Le Kennedy Center se retrouve à nouveau au cœur d’une bataille sur le contrôle d’un mémorial national : un conseil remanié par le président Donald Trump a approuvé à la fois son retour sur la façade du bâtiment et une longue fermeture pour rénovation, malgré une précédente ordonnance d’un juge rejetant ces mesures.

La décision du conseil reflète l’argument des alliés de Trump selon lequel l’institution a besoin d’une gestion décisive et de réparations majeures. Il a voté la fermeture du bâtiment principal pendant deux ans, tout en maintenant l’aile plus récente Reach ouverte pour une programmation limitée et comme mémorial à John F. Kennedy. Le plan de rénovation traite des dégâts des eaux, de l’acier détérioré et des groupes frigorifiques vieillissants, avec 257 millions de dollars de financements fédéraux disponibles pour ces travaux.

Le responsable des installations du Kennedy Center, Matt Floca, a présenté la fermeture comme l’option la plus sûre et la plus pratique : « Vous fermez le bâtiment, temporairement, vous faites cet investissement, puis vous rouvrez. » Les partisans soulignent également que le juge Christopher Cooper n’a pas catégoriquement exclu une fermeture future, déclarant que le tribunal ne substituerait pas son jugement à celui du conseil si les administrateurs suivaient une procédure légale et suffisamment rigoureuse.
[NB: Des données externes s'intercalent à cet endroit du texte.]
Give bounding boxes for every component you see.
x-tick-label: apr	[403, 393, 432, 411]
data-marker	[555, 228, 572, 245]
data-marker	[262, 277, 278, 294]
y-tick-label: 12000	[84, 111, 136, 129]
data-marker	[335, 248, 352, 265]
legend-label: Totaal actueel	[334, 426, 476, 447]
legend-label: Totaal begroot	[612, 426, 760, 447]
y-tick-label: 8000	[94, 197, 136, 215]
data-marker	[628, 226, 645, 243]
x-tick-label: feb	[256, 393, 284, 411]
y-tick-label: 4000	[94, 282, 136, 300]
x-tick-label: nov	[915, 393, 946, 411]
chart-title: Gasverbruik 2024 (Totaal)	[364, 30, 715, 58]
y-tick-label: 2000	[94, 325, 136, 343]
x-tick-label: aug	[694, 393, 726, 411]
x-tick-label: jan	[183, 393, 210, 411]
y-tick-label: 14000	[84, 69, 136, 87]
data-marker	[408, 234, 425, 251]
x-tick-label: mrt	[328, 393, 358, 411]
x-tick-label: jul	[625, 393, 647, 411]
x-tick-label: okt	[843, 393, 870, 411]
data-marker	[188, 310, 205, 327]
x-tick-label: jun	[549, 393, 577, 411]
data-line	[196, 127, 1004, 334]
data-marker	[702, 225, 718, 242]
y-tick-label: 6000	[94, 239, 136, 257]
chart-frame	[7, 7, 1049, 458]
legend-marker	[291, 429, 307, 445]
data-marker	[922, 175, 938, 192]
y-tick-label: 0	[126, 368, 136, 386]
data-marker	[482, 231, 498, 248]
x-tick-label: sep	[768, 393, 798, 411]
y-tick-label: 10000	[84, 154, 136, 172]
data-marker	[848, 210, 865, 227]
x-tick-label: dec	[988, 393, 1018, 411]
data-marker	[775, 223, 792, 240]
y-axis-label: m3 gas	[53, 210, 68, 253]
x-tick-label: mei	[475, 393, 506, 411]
Les démocrates et les défenseurs du patrimoine y voient autre chose : une tentative de rejuger des décisions déjà bloquées par les tribunaux. Le conseil — largement composé de partisans de Trump — a voté l’ajout de l’inscription « Restored and Renovated by President Donald J. Trump » sous le nom du centre, même si Cooper avait jugé que seul le Congrès pouvait modifier le nom statutaire de l’institution.

La représentante Joyce Beatty, la membre démocrate du conseil qui a intenté une action en justice contre les décisions précédentes, a qualifié le dernier vote de « tentative transparente de contourner la décision de la Cour » et déclaré qu’il montrait un « mépris flagrant pour les tribunaux ». Le différend porte désormais sur la question de savoir si le nouveau processus du conseil satisfait à l’exigence de Cooper d’une analyse plus complète — ou se contente de reconditionner le même projet politique. Le juge devrait examiner le plan de fermeture et le nouveau projet de dénomination, laissant l’avenir du centre pris entre les besoins de rénovation, le droit des mémoriaux et la stratégie de marque présidentielle.